На стене слева от сэра Роберта Хайсмита громко тикали старинные часы, висящие в проеме между книжными полками; сэр Роберт разложил на столе свои бумаги и записи и откинулся на спинку стула, упершись руками в бедра. Несколько длинных минут он изучал сидящих перед ним членов коллегии. В английском суде барристер вынужден стоять за перилами, ограждающими его рабочее место, что лишает его возможности воздействовать на аудиторию, прохаживаясь перед ней и жестикулируя. Не имея права разгуливать по залу суда, он должен мгновенно соображать, обращаясь к присяжным и судье, стараясь при помощи красноречия и жестов сразу же доносить до слушателей свои мысли.
— Ваша честь, члены суда присяжных, — поднявшись, начал Хайсмит, — нам предстоит рассмотреть дело о возмещении убытков за клеветническое обвинение. Клевета в английском суде подлежит осуждению. И перед нами стоит необходимость расстаться с уютным Лондоном 1967 года и углубиться во тьму ночных кошмаров нацистского концентрационного лагеря, существовавшего чуть более двадцати лет назад, который представлял собой самое ужасное подобие ада, когда-либо созданного человеком на земле.
Он взял экземпляр книги «Холокауст», с подчеркнутой неторопливостью открыл ее на 167 странице и помедлил, внимательно вглядываясь по отдельности в каждого члена коллегии присяжных, в мужчин и женщин. Затем он зачитал текст, подчеркнуто выделяя каждое слово:
— «Из всех концентрационных лагерей самой мрачной славой пользовалась Ядвига. Именно там эсэсовский врач полковник Адольф Восс основал исследовательский центр с целью разработки методики массовой стерилизации, когда людей использовали как подопытных морских свинок; здесь же полковник СС доктор Отто Фленсберг и его ассистенты ставили ужасающие эксперименты на людях. В небезызвестном пятом бараке проводились хирургические операции, и на счету доктора Кельно не менее пятнадцати тысяч таких операций, которые он делал без наркоза». Леди и джентльмены, члены суда, разрешите мне повторить эту фразу: «...не менее пятнадцати тысяч таких операций, которые он делал без наркоза».

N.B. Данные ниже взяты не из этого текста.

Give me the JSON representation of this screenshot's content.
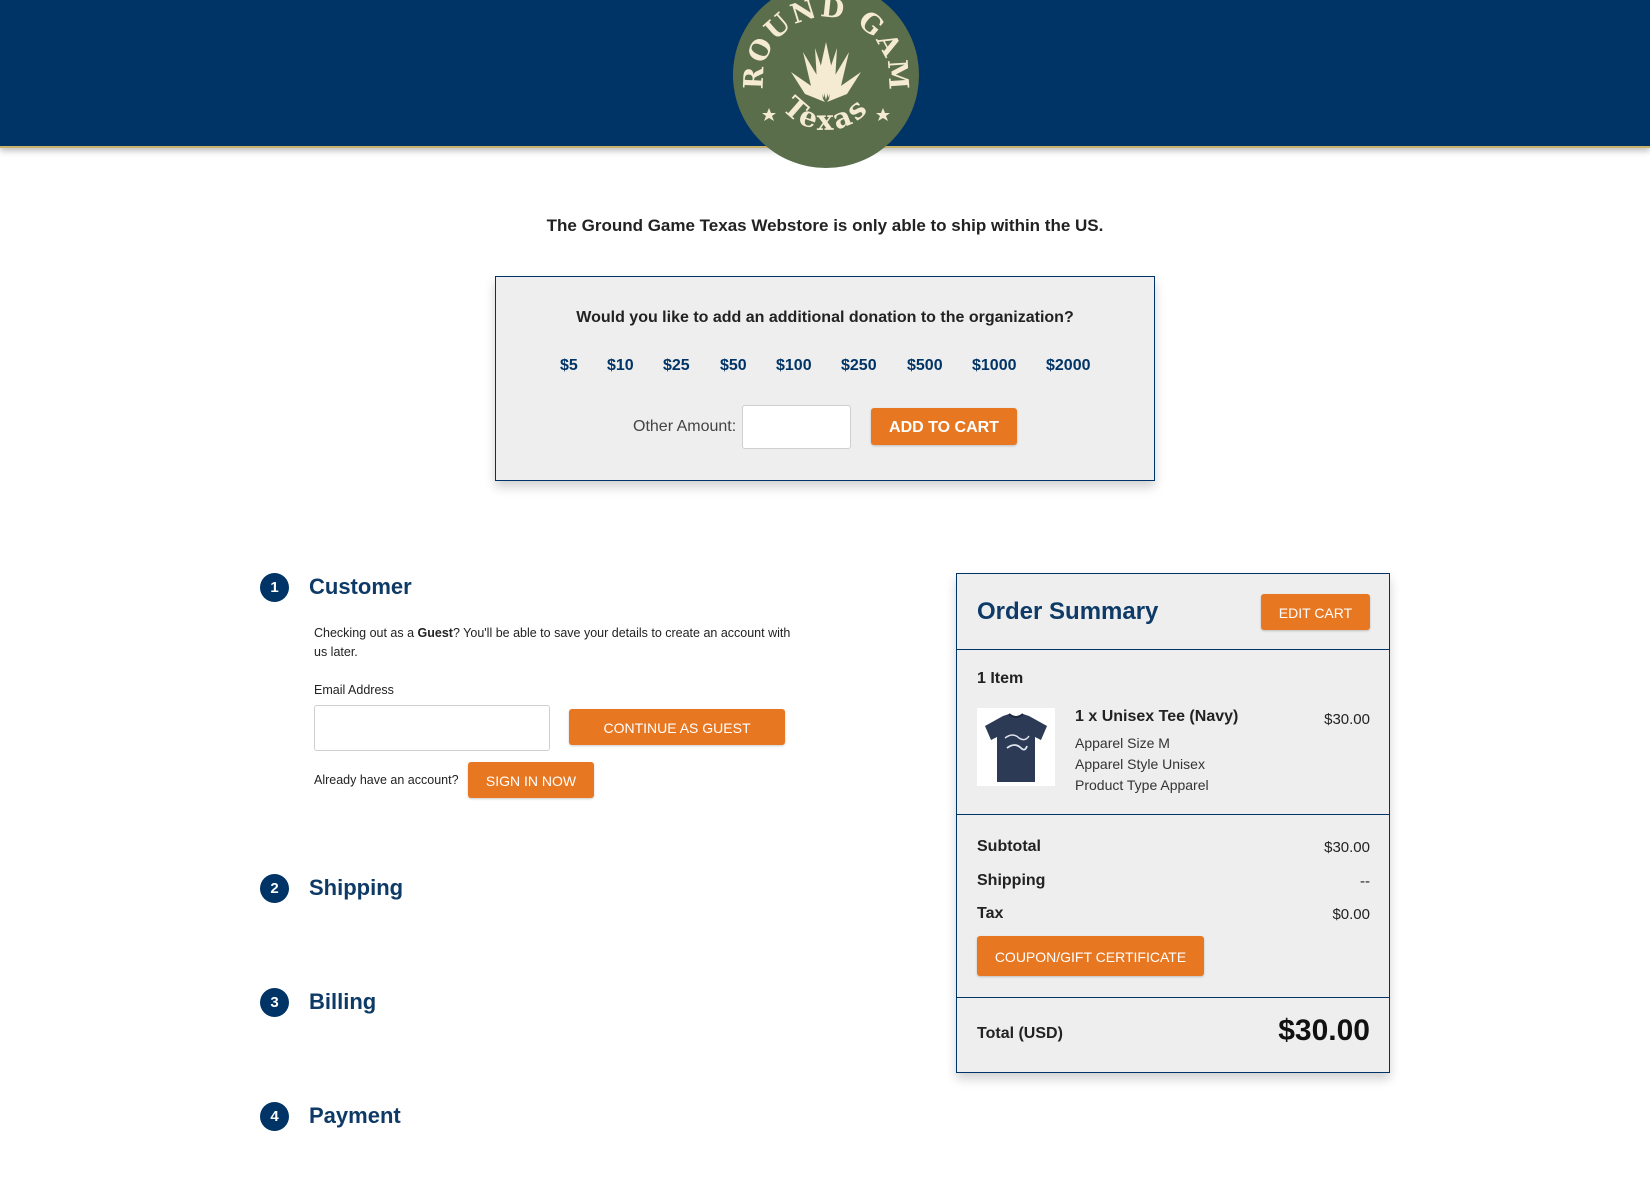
{
  "header": {
    "logo_top_text": "GROUND GAME",
    "logo_bottom_text": "Texas"
  },
  "notice": "The Ground Game Texas Webstore is only able to ship within the US.",
  "donation": {
    "question": "Would you like to add an additional donation to the organization?",
    "amounts": [
      "$5",
      "$10",
      "$25",
      "$50",
      "$100",
      "$250",
      "$500",
      "$1000",
      "$2000"
    ],
    "other_label": "Other Amount:",
    "other_value": "",
    "add_button": "ADD TO CART"
  },
  "steps": [
    {
      "num": "1",
      "title": "Customer"
    },
    {
      "num": "2",
      "title": "Shipping"
    },
    {
      "num": "3",
      "title": "Billing"
    },
    {
      "num": "4",
      "title": "Payment"
    }
  ],
  "customer": {
    "intro_before": "Checking out as a ",
    "intro_bold": "Guest",
    "intro_after": "? You'll be able to save your details to create an account with us later.",
    "email_label": "Email Address",
    "email_value": "",
    "continue_button": "CONTINUE AS GUEST",
    "account_prompt": "Already have an account?",
    "signin_button": "SIGN IN NOW"
  },
  "summary": {
    "title": "Order Summary",
    "edit_button": "EDIT CART",
    "item_count": "1 Item",
    "item": {
      "name": "1 x Unisex Tee (Navy)",
      "price": "$30.00",
      "options": [
        "Apparel Size M",
        "Apparel Style Unisex",
        "Product Type Apparel"
      ]
    },
    "subtotal_label": "Subtotal",
    "subtotal_value": "$30.00",
    "shipping_label": "Shipping",
    "shipping_value": "--",
    "tax_label": "Tax",
    "tax_value": "$0.00",
    "coupon_button": "COUPON/GIFT CERTIFICATE",
    "total_label": "Total (USD)",
    "total_value": "$30.00"
  },
  "colors": {
    "navy": "#003366",
    "orange": "#e87722",
    "logo_green": "#5a6e4b",
    "logo_cream": "#f5ead2"
  }
}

Резко захлопнув книгу, Хайсмит с грохотом бросил ее на стол и поднял глаза к потолку.
— Можно ли представить себе, — воскликнул он, — более ужасное, более оскорбительное и подлое обвинение! — Он стоял, покачиваясь на носках и переминаясь с ноги на ногу, словно боксер перед боем; «р» раскатисто звучало в его речи. — Можно ли представить себе более грязное обвинение в адрес врача, известность которого выходит далеко за пределы его клиники! Я мог бы зачитать бесчисленные благодарственные послания в его адрес, но они будут представлены вам.
— У вас есть какие-то возражения, мистер Баннистер? — спросил судья.
— Я бы хотел узнать, что мой уважаемый противник собирается предъявить суду присяжных.
— Ходатайства, — ответил Хайсмит, — внушительную пачку ходатайств.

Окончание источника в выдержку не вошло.